Only law enforcement can call a SMART medic, who provides a second opinion following the responding officer’s assessment of the situation and often speaks at length with the patient to figure out the best course of action. The SMART medic will then discreetly transport the patient in an unmarked vehicle to a facility of that person’s choice or to one of the county’s two psychiatric emergency departments, among other locations. And the ride is free, unlike the ambulance.
Launched in 2015 in San Mateo County, PERT consists of one sheriff’s detective and one licensed mental health clinician from the county’s Behavioral Health and Recovery Services department. PERT reviews all Sheriff’s Office cases involving possible mental health illness and conducts follow-up investigations when necessary, with the goal of “connecting patients and families with services and resources that can help manage acute crisis, prevent tragic outcomes and reduce hospitalizations and incarcerations,” according to the county’s website.
PERT only handles cases within the Sheriff’s Office’s jurisdiction, which includes Millbrae, San Carlos, Half Moon Bay and the coast, among other communities.
Horsley said both SMART and PERT are vital resources in the county, but also have limitations.
Unlike the new pilot program in the works, SMART medics don’t arrive to the scene until police officers have assessed it and call them, and their training and credentials fall short of those of a licensed clinician, Horsley said. And he said while PERT at times responds directly to mental health calls, the program is typically used for followup on an incident.
The pilot program will have the clinician directly responding to calls with police as well as performing the follow-up work PERT is known for, Horsely said.
San Mateo Police Chief Ed Barberini at a meeting last month also described the differences between the pilot program and his department’s current approach to mental health incidents.
“It would be a response to a call with the police officer rather than police officers getting on scene, deciding they have to commit someone to the hospital, calling the SMART van and waiting for 40 minutes for the SMART van to show up — a much different model,” he said. “Right now, we’re simply triaging these calls. We’re getting there and all we’re trying to do is fix a problem that’s in front of us right at that moment and then once we fix it we move on to our next call for service.”
Barberini also anticipates the clinician will be in close contact with colleagues at Psychiatric Emergency Services and have access to patient information that police officers are legally restricted from accessing.
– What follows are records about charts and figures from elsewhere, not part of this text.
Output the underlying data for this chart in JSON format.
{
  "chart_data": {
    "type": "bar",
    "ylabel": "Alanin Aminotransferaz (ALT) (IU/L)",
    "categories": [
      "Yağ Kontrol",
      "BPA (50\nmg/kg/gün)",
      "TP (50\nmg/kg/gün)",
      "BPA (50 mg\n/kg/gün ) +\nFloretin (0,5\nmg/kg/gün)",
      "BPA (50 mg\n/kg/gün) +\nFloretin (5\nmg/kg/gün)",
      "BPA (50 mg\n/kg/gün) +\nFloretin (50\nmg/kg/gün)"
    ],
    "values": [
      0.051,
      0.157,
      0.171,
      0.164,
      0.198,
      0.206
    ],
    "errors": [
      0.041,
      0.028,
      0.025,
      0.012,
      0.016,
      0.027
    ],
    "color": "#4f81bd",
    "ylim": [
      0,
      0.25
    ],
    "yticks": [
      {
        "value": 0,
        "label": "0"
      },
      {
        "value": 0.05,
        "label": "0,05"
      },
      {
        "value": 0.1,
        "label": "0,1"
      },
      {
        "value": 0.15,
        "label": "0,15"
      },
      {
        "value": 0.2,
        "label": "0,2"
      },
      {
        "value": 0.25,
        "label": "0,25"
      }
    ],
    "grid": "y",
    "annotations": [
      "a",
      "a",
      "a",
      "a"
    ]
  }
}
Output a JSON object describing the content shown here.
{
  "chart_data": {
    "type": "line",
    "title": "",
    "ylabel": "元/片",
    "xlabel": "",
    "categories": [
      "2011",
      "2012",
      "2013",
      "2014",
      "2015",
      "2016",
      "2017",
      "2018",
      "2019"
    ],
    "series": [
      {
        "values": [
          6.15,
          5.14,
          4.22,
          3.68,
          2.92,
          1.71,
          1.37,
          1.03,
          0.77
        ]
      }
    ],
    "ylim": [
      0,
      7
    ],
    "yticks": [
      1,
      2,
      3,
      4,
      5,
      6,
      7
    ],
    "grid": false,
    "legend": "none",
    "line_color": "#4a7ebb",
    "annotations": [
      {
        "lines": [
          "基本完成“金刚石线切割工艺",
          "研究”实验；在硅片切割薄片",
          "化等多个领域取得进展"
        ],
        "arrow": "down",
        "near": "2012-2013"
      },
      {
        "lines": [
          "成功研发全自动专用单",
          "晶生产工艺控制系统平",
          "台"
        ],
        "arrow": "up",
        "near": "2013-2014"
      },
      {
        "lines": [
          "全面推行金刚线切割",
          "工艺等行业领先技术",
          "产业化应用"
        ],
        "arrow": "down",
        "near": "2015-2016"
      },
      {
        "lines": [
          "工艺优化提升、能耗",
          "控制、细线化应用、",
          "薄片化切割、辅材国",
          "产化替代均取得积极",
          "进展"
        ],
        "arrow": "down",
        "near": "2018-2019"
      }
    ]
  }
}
Barberini concluded the new approach will be timelier and more effective than the existing one with the ultimate goal of reducing the number of mental health calls.
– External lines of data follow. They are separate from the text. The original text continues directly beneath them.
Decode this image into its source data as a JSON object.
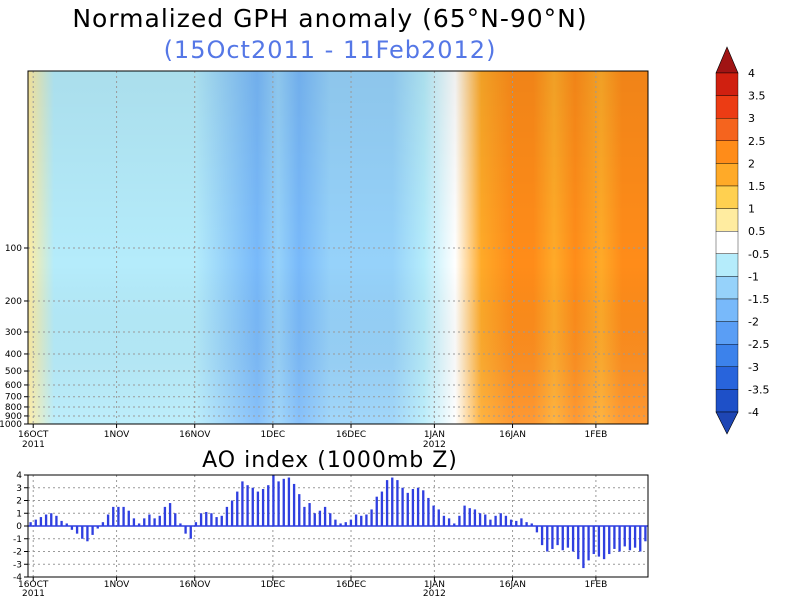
{
  "chart_data": [
    {
      "type": "heatmap",
      "title": "Normalized GPH anomaly (65°N-90°N)",
      "subtitle": "(15Oct2011 - 11Feb2012)",
      "subtitle_color": "#5577e6",
      "xlabel": "",
      "ylabel": "",
      "x_tick_labels": [
        "16OCT",
        "1NOV",
        "16NOV",
        "1DEC",
        "16DEC",
        "1JAN",
        "16JAN",
        "1FEB"
      ],
      "x_tick_year_labels": [
        "2011",
        "2012"
      ],
      "y_tick_labels": [
        "100",
        "200",
        "300",
        "400",
        "500",
        "600",
        "700",
        "800",
        "900",
        "1000"
      ],
      "y_tick_values": [
        100,
        200,
        300,
        400,
        500,
        600,
        700,
        800,
        900,
        1000
      ],
      "colorbar_levels": [
        "4",
        "3.5",
        "3",
        "2.5",
        "2",
        "1.5",
        "1",
        "0.5",
        "-0.5",
        "-1",
        "-1.5",
        "-2",
        "-2.5",
        "-3",
        "-3.5",
        "-4"
      ],
      "colorbar_colors": [
        "#a01414",
        "#d02010",
        "#ec3c14",
        "#f5641e",
        "#ff8c19",
        "#ffaa28",
        "#ffd050",
        "#ffeca0",
        "#ffffff",
        "#b5ecfb",
        "#96d2fa",
        "#78b9fa",
        "#5a9ef5",
        "#3c82eb",
        "#2864dc",
        "#1e50c8",
        "#1e46b4"
      ],
      "time_profile": [
        {
          "date": "15Oct",
          "value": 0.7
        },
        {
          "date": "20Oct",
          "value": -0.6
        },
        {
          "date": "28Oct",
          "value": -0.8
        },
        {
          "date": "3Nov",
          "value": -0.8
        },
        {
          "date": "10Nov",
          "value": -0.7
        },
        {
          "date": "16Nov",
          "value": -0.9
        },
        {
          "date": "22Nov",
          "value": -1.5
        },
        {
          "date": "28Nov",
          "value": -1.9
        },
        {
          "date": "2Dec",
          "value": -1.4
        },
        {
          "date": "6Dec",
          "value": -1.8
        },
        {
          "date": "12Dec",
          "value": -1.3
        },
        {
          "date": "18Dec",
          "value": -1.1
        },
        {
          "date": "24Dec",
          "value": -1.4
        },
        {
          "date": "30Dec",
          "value": -0.8
        },
        {
          "date": "5Jan",
          "value": 0.2
        },
        {
          "date": "10Jan",
          "value": 1.6
        },
        {
          "date": "16Jan",
          "value": 2.2
        },
        {
          "date": "20Jan",
          "value": 2.3
        },
        {
          "date": "24Jan",
          "value": 1.5
        },
        {
          "date": "28Jan",
          "value": 2.0
        },
        {
          "date": "2Feb",
          "value": 1.7
        },
        {
          "date": "6Feb",
          "value": 2.1
        },
        {
          "date": "11Feb",
          "value": 2.4
        }
      ]
    },
    {
      "type": "bar",
      "title": "AO index (1000mb Z)",
      "xlabel": "",
      "ylabel": "",
      "ylim": [
        -4,
        4
      ],
      "y_tick_labels": [
        "4",
        "3",
        "2",
        "1",
        "0",
        "-1",
        "-2",
        "-3",
        "-4"
      ],
      "x_tick_labels": [
        "16OCT",
        "1NOV",
        "16NOV",
        "1DEC",
        "16DEC",
        "1JAN",
        "16JAN",
        "1FEB"
      ],
      "x_tick_year_labels": [
        "2011",
        "2012"
      ],
      "bar_color": "#2f3fe0",
      "dates": [
        "15Oct",
        "16Oct",
        "17Oct",
        "18Oct",
        "19Oct",
        "20Oct",
        "21Oct",
        "22Oct",
        "23Oct",
        "24Oct",
        "25Oct",
        "26Oct",
        "27Oct",
        "28Oct",
        "29Oct",
        "30Oct",
        "31Oct",
        "1Nov",
        "2Nov",
        "3Nov",
        "4Nov",
        "5Nov",
        "6Nov",
        "7Nov",
        "8Nov",
        "9Nov",
        "10Nov",
        "11Nov",
        "12Nov",
        "13Nov",
        "14Nov",
        "15Nov",
        "16Nov",
        "17Nov",
        "18Nov",
        "19Nov",
        "20Nov",
        "21Nov",
        "22Nov",
        "23Nov",
        "24Nov",
        "25Nov",
        "26Nov",
        "27Nov",
        "28Nov",
        "29Nov",
        "30Nov",
        "1Dec",
        "2Dec",
        "3Dec",
        "4Dec",
        "5Dec",
        "6Dec",
        "7Dec",
        "8Dec",
        "9Dec",
        "10Dec",
        "11Dec",
        "12Dec",
        "13Dec",
        "14Dec",
        "15Dec",
        "16Dec",
        "17Dec",
        "18Dec",
        "19Dec",
        "20Dec",
        "21Dec",
        "22Dec",
        "23Dec",
        "24Dec",
        "25Dec",
        "26Dec",
        "27Dec",
        "28Dec",
        "29Dec",
        "30Dec",
        "31Dec",
        "1Jan",
        "2Jan",
        "3Jan",
        "4Jan",
        "5Jan",
        "6Jan",
        "7Jan",
        "8Jan",
        "9Jan",
        "10Jan",
        "11Jan",
        "12Jan",
        "13Jan",
        "14Jan",
        "15Jan",
        "16Jan",
        "17Jan",
        "18Jan",
        "19Jan",
        "20Jan",
        "21Jan",
        "22Jan",
        "23Jan",
        "24Jan",
        "25Jan",
        "26Jan",
        "27Jan",
        "28Jan",
        "29Jan",
        "30Jan",
        "31Jan",
        "1Feb",
        "2Feb",
        "3Feb",
        "4Feb",
        "5Feb",
        "6Feb",
        "7Feb",
        "8Feb",
        "9Feb",
        "10Feb",
        "11Feb"
      ],
      "values": [
        0.3,
        0.5,
        0.7,
        0.9,
        1.0,
        0.8,
        0.4,
        0.2,
        -0.3,
        -0.6,
        -1.0,
        -1.2,
        -0.7,
        -0.2,
        0.3,
        0.9,
        1.5,
        1.5,
        1.5,
        1.2,
        0.6,
        0.2,
        0.6,
        0.9,
        0.6,
        0.8,
        1.5,
        1.8,
        1.0,
        0.2,
        -0.6,
        -1.0,
        0.3,
        1.0,
        1.1,
        1.0,
        0.7,
        0.8,
        1.5,
        2.0,
        2.7,
        3.5,
        3.2,
        3.0,
        2.7,
        2.9,
        3.2,
        4.0,
        3.5,
        3.7,
        3.8,
        3.3,
        2.5,
        1.5,
        1.8,
        1.0,
        1.2,
        1.5,
        1.0,
        0.5,
        0.2,
        0.3,
        0.5,
        0.9,
        0.8,
        0.9,
        1.3,
        2.3,
        2.7,
        3.6,
        3.8,
        3.6,
        3.0,
        2.6,
        2.9,
        3.0,
        2.8,
        2.2,
        1.6,
        1.3,
        0.8,
        0.6,
        0.2,
        0.8,
        1.6,
        1.4,
        1.3,
        1.0,
        0.9,
        0.5,
        0.8,
        1.0,
        0.8,
        0.5,
        0.4,
        0.6,
        0.3,
        0.2,
        -0.5,
        -1.5,
        -2.0,
        -1.8,
        -1.5,
        -1.9,
        -1.7,
        -2.0,
        -2.6,
        -3.3,
        -2.7,
        -2.2,
        -2.4,
        -2.6,
        -2.2,
        -1.8,
        -2.0,
        -1.6,
        -1.9,
        -1.7,
        -2.0,
        -1.2
      ]
    }
  ]
}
“If we can provide more sustainable and effective care for folks experiencing these types of crises hopefully it’ll result in less and less of these types of calls,” he said.
Mental health cases on the rise
Horsley envisions the new clinician, a police officer and SMART medics all responding together to a mental health incident.
“The way the police chiefs and I visualize it is if we had clinicians and SMART we’d be much more effective,” he said. “But that remains to be seen.”
Horsley said he came up with the idea for the program after seeing over and over in the news incidents that “could’ve been handled better or maybe differently.” He also said mental health cases appear to be on the rise in recent years.
That impression is consistent with a statistic District Attorney Steve Wagstaffe provided. He said mental illness was a “primary component” of 75% to 80% of the officer-involved shooting cases his office reviewed over the past 10 years.
According to Barberini, the embedded clinician will only be available during peak call for service hours. And while the cost of the program has yet to be determined, it will be split 50-50 between the county and the city in which it is rolled out, Horsley said.
Horsley wants the pilot to be in place for at least two years, with regular and thorough evaluations of its efficacy.
“In the first year I think there’ll be a lot of learning and growing,” Horsley said. “I think in that second year we’ll really see the fruits of this program.”